In California, l’Office of Environmental Health Hazard Assessment (OEHHA), ha annunciato che il 7 luglio il glifosato sarà aggiunto alla lista delle sostanze chimiche che causano il cancro, in questo modo c’è la  possibilità che le aziende siano obbligate a inserire nell’etichetta dei prodotti l’avvertenza sui rischi.

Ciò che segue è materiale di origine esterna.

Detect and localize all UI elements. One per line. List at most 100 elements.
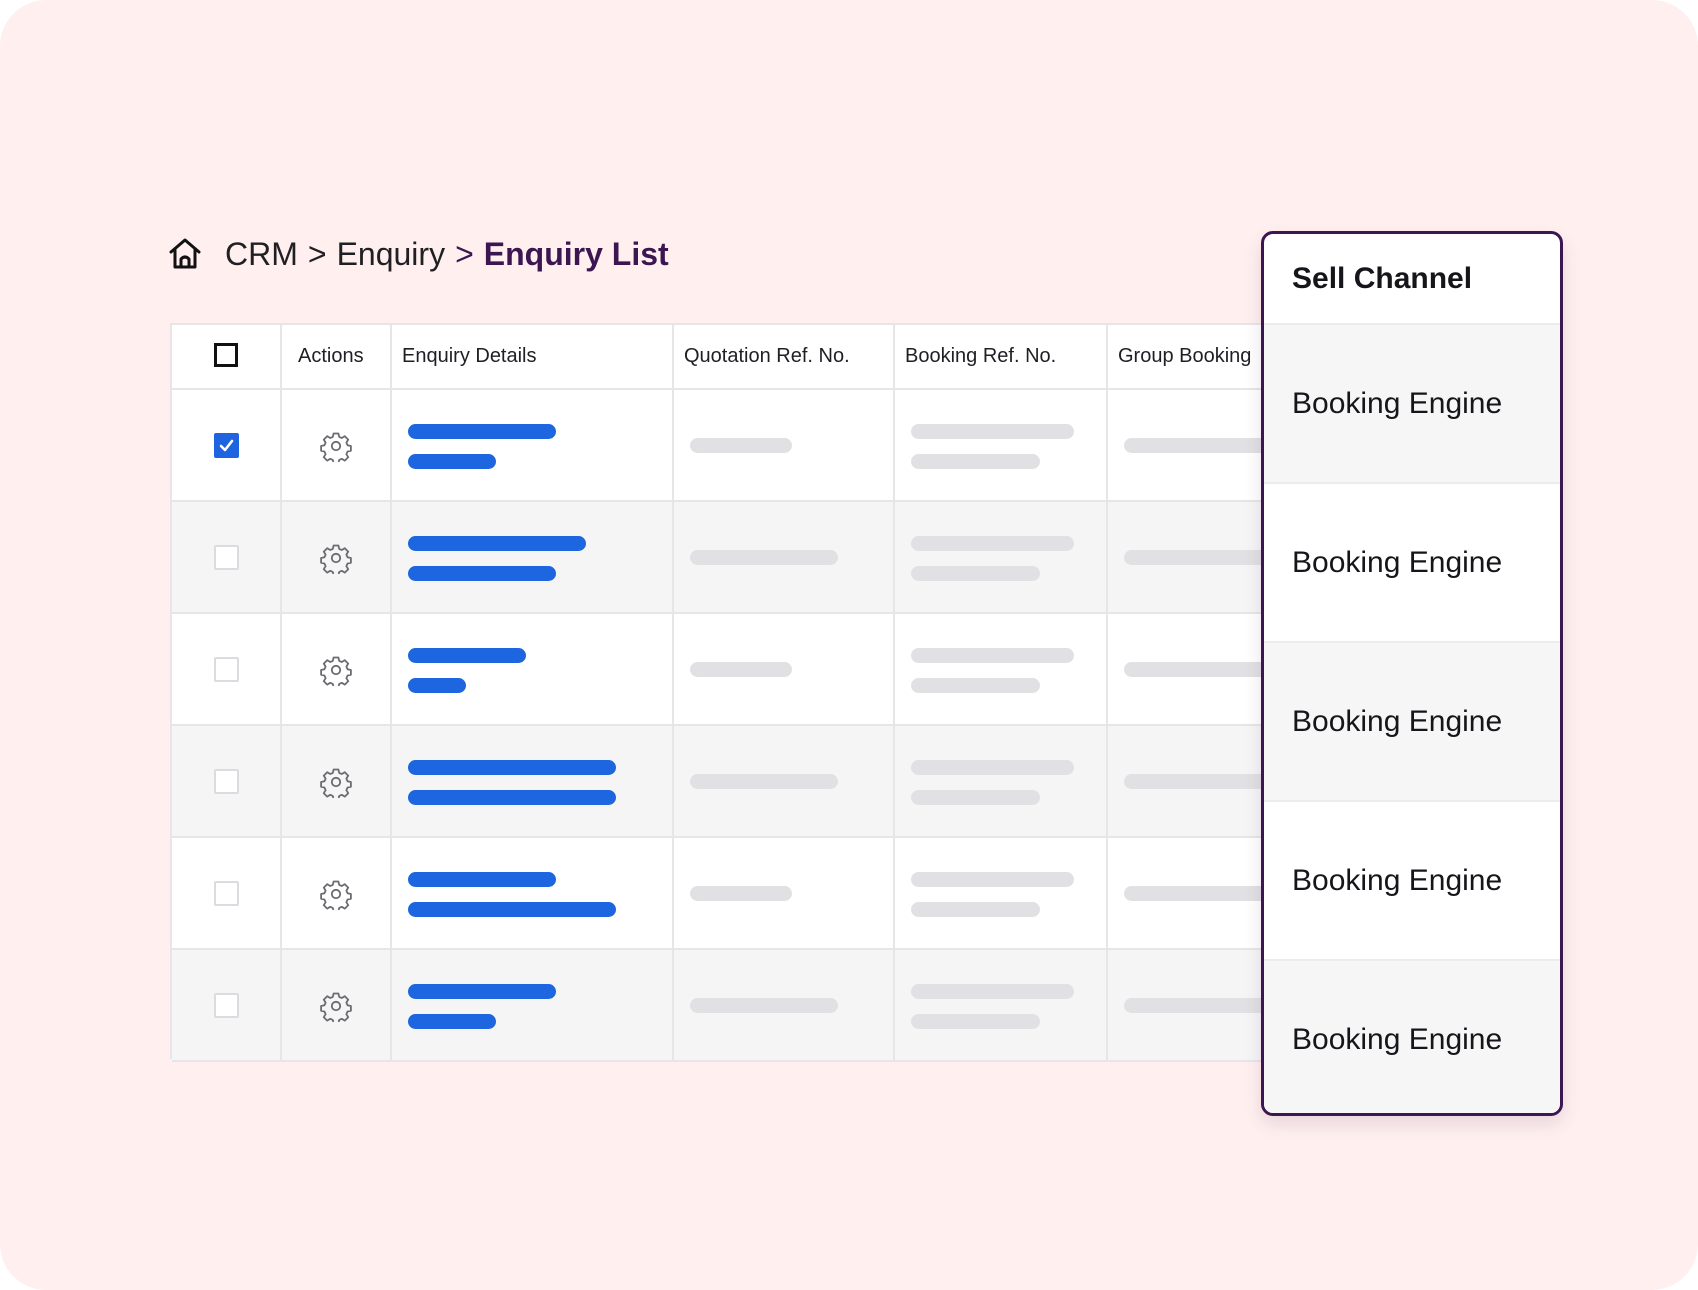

La decisione della California si basa su una sua legge, la Proposition 65, che impone allo Stato di compilare e aggiornare una lista delle sostanze chimiche a rischio di cancerogenicità, facendo proprie le valutazioni dell’Agenzia Internazionale per la Ricerca sul Cancro (Iarc) dell’Organizzazione mondiale della sanità (lo Iarc ha classificato il glifosato come “probabilmente cancerogeno” nel marzo 2015). Per le sostanze chimiche inserite nella lista, l’OEHHA della California può decidere di chiedere ai produttori di inserire l’informazione sulla cancerogenicità in etichetta.

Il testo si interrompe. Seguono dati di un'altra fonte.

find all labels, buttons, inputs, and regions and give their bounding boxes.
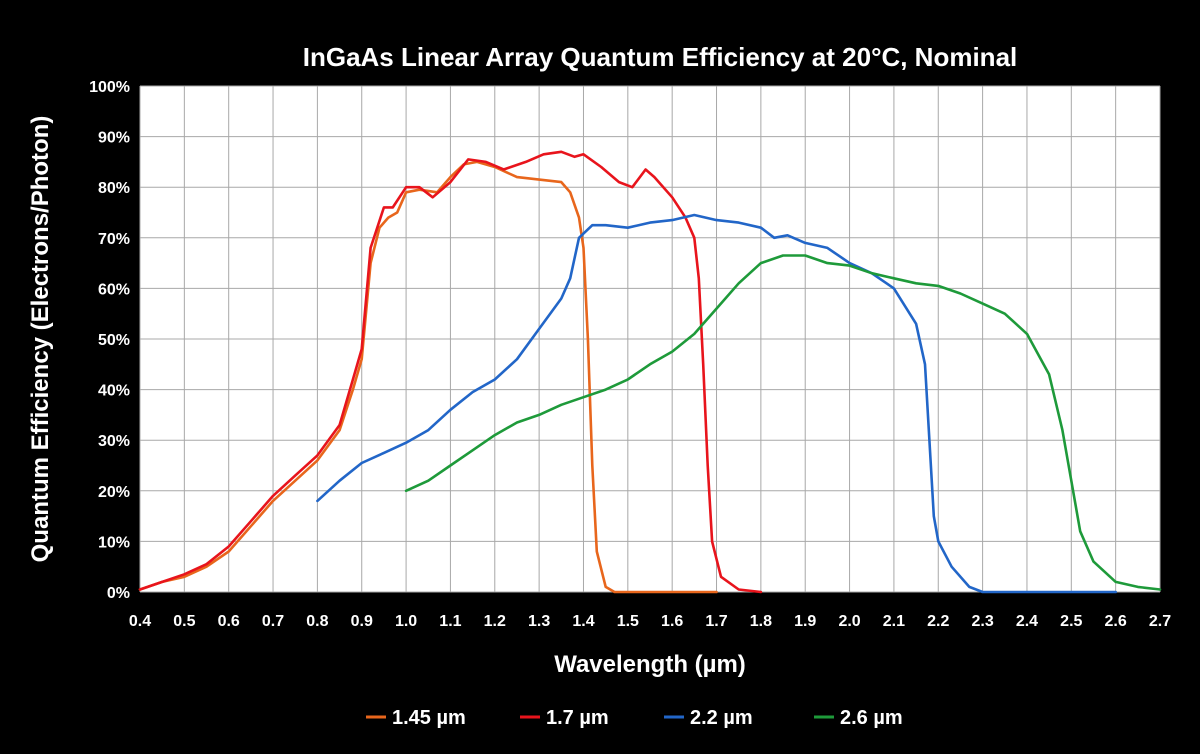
x-tick-label: 1.6 [661,613,683,630]
series-group [138,150,1162,594]
legend-label: 2.6 µm [840,707,903,729]
legend: 1.45 µm 1.7 µm 2.2 µm 2.6 µm [366,707,903,729]
x-tick-label: 2.2 [927,613,949,630]
x-tick-label: 1.0 [395,613,417,630]
y-tick-label: 90% [98,130,130,147]
x-tick-label: 1.1 [439,613,461,630]
y-tick-label: 30% [98,433,130,450]
x-tick-label: 0.6 [218,613,240,630]
series-line-2-6-m [404,254,1162,591]
x-tick-label: 0.9 [351,613,373,630]
chart-title: InGaAs Linear Array Quantum Efficiency a… [303,42,1018,72]
x-axis-label: Wavelength (µm) [554,651,746,678]
legend-label: 1.7 µm [546,707,609,729]
y-tick-label: 100% [89,79,130,96]
x-tick-label: 1.5 [617,613,639,630]
x-tick-label: 0.4 [129,613,151,630]
x-tick-label: 0.7 [262,613,284,630]
x-tick-label: 0.5 [173,613,195,630]
x-tick-label: 2.0 [838,613,860,630]
legend-label: 2.2 µm [690,707,753,729]
x-tick-label: 2.5 [1060,613,1082,630]
y-tick-label: 0% [107,585,130,602]
y-axis-ticks: 0% 10% 20% 30% 40% 50% 60% 70% 80% 90% 100% [89,79,130,602]
y-axis-label: Quantum Efficiency (Electrons/Photon) [27,116,54,563]
y-tick-label: 20% [98,484,130,501]
y-tick-label: 70% [98,231,130,248]
y-tick-label: 10% [98,534,130,551]
x-tick-label: 1.9 [794,613,816,630]
x-tick-label: 2.7 [1149,613,1171,630]
y-tick-label: 40% [98,383,130,400]
y-tick-label: 80% [98,180,130,197]
series-line-2-2-m [316,213,1117,594]
series-line-1-7-m [138,150,763,594]
x-tick-label: 1.7 [705,613,727,630]
y-tick-label: 60% [98,281,130,298]
x-tick-label: 1.4 [572,613,594,630]
x-axis-ticks: 0.4 0.5 0.6 0.7 0.8 0.9 1.0 1.1 1.2 1.3 1.4 1.5 1.6 1… [129,613,1171,630]
y-tick-label: 50% [98,332,130,349]
x-tick-label: 2.6 [1105,613,1127,630]
legend-label: 1.45 µm [392,707,466,729]
x-tick-label: 1.8 [750,613,772,630]
x-tick-label: 0.8 [306,613,328,630]
x-tick-label: 1.2 [484,613,506,630]
x-tick-label: 2.3 [971,613,993,630]
x-tick-label: 1.3 [528,613,550,630]
x-tick-label: 2.1 [883,613,905,630]
x-tick-label: 2.4 [1016,613,1038,630]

L’inserimento del glifosato nella lista delle sostanze probabilmente cancerogene era stata rinviata, in attesa della sentenza del tribunale sul ricorso presentato da Monsanto, produttrice del Roundup, il diserbante a base di glifosato più utilizzato al mondo. Secondo Monsanto, l’inserimento del glifosato in questa lista sarebbe viziato e privo di fondamento, perché l’Autorità europea per la sicurezza alimentare (Efsa) e le autorità di regolamentazione dei pesticidi in tutto il mondo sostengono che il glifosato non provoca il cancro. Inoltre, secondo Monsanto, l’elenco violerebbe la Costituzione della California e degli Stati Uniti, perché in questo modo l’OEHHA della California delegherebbe il potere di regolamentazione a un ente terzo, lo Iarc, non eletto e non controllato dal governo federale o statale, il cui stesso regolamento afferma che le classificazioni non hanno valore legale. All’inizio di aprile, la Superior Court of California della Contea di Fresno ha respinto il ricorso di Monsanto, che ricorrerà in appello. Nel frattempo, però, la sentenza di primo grado è esecutiva e quindi l’OEHHA della California può inserire il glifosato nella lista delle sostanze che causano il cancro.